Until recently, the predominant form of curbside recycling in the U.S was “dual stream” collection where each material type is kept in a separate bag or bin, and trucks have three or more compartments. The move to single stream recycling is a way to reduce costs. On the collection side, the use of a large roll-cart allows collectors to automate pick-up from inside the truck cab, and single-compartment trucks save labor and transportation costs. (See, Single Stream Uncovered by Clarissa Morawski, Resource Recycling, Feb. 2010). Due to the ease of use and larger bin sizes, cities often see an increase in recycling rates. In areas where single stream recycling is offered, participation is around 95%. Ann Arbor, MI had a 20% increase in recycling tonnage after implementing single stream recycling in 2010. Unfortunately, that 20% increase was 40% short of projections and caused Recycle Ann Arbor to request an increase of over $107,000. Ann Arbor’s single stream recycling system cost over $4.6 million to implement and, based on the overly optimistic projections, was expected to take 7 years to repay the costs.

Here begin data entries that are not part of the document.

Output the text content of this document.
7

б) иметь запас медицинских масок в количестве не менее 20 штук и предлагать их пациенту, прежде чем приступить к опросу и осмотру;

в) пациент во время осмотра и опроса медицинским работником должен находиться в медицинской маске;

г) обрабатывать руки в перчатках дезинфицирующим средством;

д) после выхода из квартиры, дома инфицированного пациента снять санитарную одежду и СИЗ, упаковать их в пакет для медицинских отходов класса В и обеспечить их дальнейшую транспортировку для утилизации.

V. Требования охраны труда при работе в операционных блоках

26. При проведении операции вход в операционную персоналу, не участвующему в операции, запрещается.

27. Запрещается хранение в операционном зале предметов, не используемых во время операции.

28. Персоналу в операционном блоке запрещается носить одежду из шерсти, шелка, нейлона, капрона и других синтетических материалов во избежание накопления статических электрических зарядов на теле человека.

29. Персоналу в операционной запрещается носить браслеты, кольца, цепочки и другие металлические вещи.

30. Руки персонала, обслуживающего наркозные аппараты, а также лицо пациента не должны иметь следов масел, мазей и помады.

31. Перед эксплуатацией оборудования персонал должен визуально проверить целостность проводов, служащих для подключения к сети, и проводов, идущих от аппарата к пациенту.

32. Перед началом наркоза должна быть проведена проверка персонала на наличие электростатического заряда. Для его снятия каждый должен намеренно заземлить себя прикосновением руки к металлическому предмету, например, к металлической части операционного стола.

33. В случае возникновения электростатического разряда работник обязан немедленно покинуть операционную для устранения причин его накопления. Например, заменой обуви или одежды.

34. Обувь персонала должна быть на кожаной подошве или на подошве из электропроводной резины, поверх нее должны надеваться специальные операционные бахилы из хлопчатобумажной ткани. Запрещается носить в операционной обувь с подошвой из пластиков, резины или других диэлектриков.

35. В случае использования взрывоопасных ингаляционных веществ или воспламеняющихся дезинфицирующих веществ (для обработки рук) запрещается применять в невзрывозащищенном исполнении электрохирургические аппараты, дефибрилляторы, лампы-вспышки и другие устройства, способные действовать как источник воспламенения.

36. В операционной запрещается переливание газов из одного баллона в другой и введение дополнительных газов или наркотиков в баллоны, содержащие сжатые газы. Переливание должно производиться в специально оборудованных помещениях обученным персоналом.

The real complaint against single stream recycling is an increase in contaminants, causing a decrease in value for the recycled materials and an increase in the amount of previously recycled materials going to landfills. The Blue Heron Paper Company saw the level of contamination go from 3.3% in 1999 to 6.1% in 2005. This caused them to send over 11,000 tons of material to landfills in 2005, up from 5,200 tons in 1999. However, by implementing a consumer education program and investing in new technology at the material recovery facility, the Metro Waste Facility in central Iowa was able to keep contaminant levels to 3%.
Michel E. Hoffman of Wunderlich Securities points out one of the other possible downsides of single stream recycling. He believes that the move to single-stream recycling could have consequences. Hoffman says, “There are a lot of small- and medium-sized companies that will have to think about building single-stream MRFs. Some won’t have access to capital. Those who do have capital may not want to risk it. The alternative would be to sell to a larger competitor. So as single-stream processing matures, it may fuel a new wave of consolidation in the waste industry.”
The recession of 2008 has led to reduced city budgets. This has only sped the adoption of single stream recycling due to its lower costs. With this pressure on government to reduce costs, despite its mixed success, despite increased contaminants and increased consolidation (leading to less competition) it looks like Single Stream recycling is here to stay.